The Spill: Head High Wines brings Sonoma County wines at affordable price
Head High Wines was named for a surfing term related to the size of the waves matching the height of the surfer, but the name could be attributable to the concept of holding one’s head high, being proud, confident for doing one’s best.
“Head High Wines was created based on a lack of true-to-character, affordable pinot noir as well as a commitment to something larger,” said Bill Price, co-founder of Head High. “Much of the pinot noir I tried at the entry level in the market, did not accurately represent what a pinot noir should be. Some were tasty, but not true to the varietal. Head High was created in a response to that ‒ to be approachable and true to the varietal ‒ and in addition, as a brand that is committed to sustainability, the ocean, and the organizations that support them, reflective of my love of surfing, the ocean, and the outdoors.”
Price, a longtime surfer, also owns Three Sticks Wines in Sonoma, and Price Family Estates Vineyards, which includes storied Sonoma County vineyards such as Durell, Gap’s Crown, Walala, and One Sky. Born in California, Price spent some of his youth in Hawaii and still has a love of surfing, which he shared with Head High co-founder Sam Spencer, who is no longer involved with the project.
At the forefront of this label is the desire to put on the table of wine drinkers a quality wine at a lower price point than Three Sticks for example, while wrapping it in a philanthropic, eco-friendly package.
“This winery was created with the dual desire to get fantastic Sonoma pinot noir affordably into people’s hands and make a difference in the world while doing that,” said Prema Behan, chief operating officer of Three Sticks.
Made by winemaker Brittany Richards, Head High’s varietal focus is on chardonnay and pinot noir, which are also part of Three Sticks’ portfolio. Head High chardonnay is $20 compared to Three Sticks’ chardonnay that starts at $55 per bottle. Head High pinot noir is $30, compared to Three Sticks’ pinot noir at $70. Head High sources grapes from some of Price’s vineyards, the same ones that go into Three Sticks, and other growers.
“Our wineries look to farming first. We decided to use our tremendous relationships with Sonoma grape growers along with our own extensive vineyard properties to craft an approachable, delicious, 100 percent real pinot noir from Sonoma County that gives back to protect the environment,” Behan said. “As farmers, winemakers and adventurers ourselves, nothing could be more important or fulfilling to us. Head High is imbued with a spirit of adventure, fun and love of life, with a real focus on what’s important.”

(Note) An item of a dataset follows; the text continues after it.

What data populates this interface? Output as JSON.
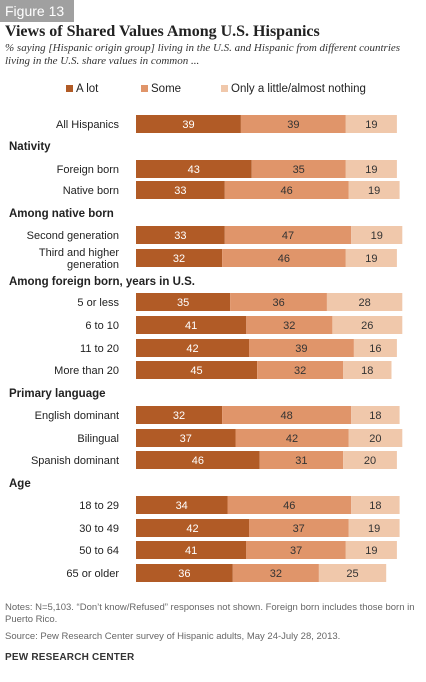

A percentage of each bottle of Head High sold is donated to social and environmental organizations such as Sustainable Surf and the Sonoma Valley Education Foundation. They have pledged to continue to support those and other local organizations.
“‘Be Committed’ is our tagline,” Behan said.
Head High does not have a tasting room, but wine can be purchased on the website HeadHighWines.com.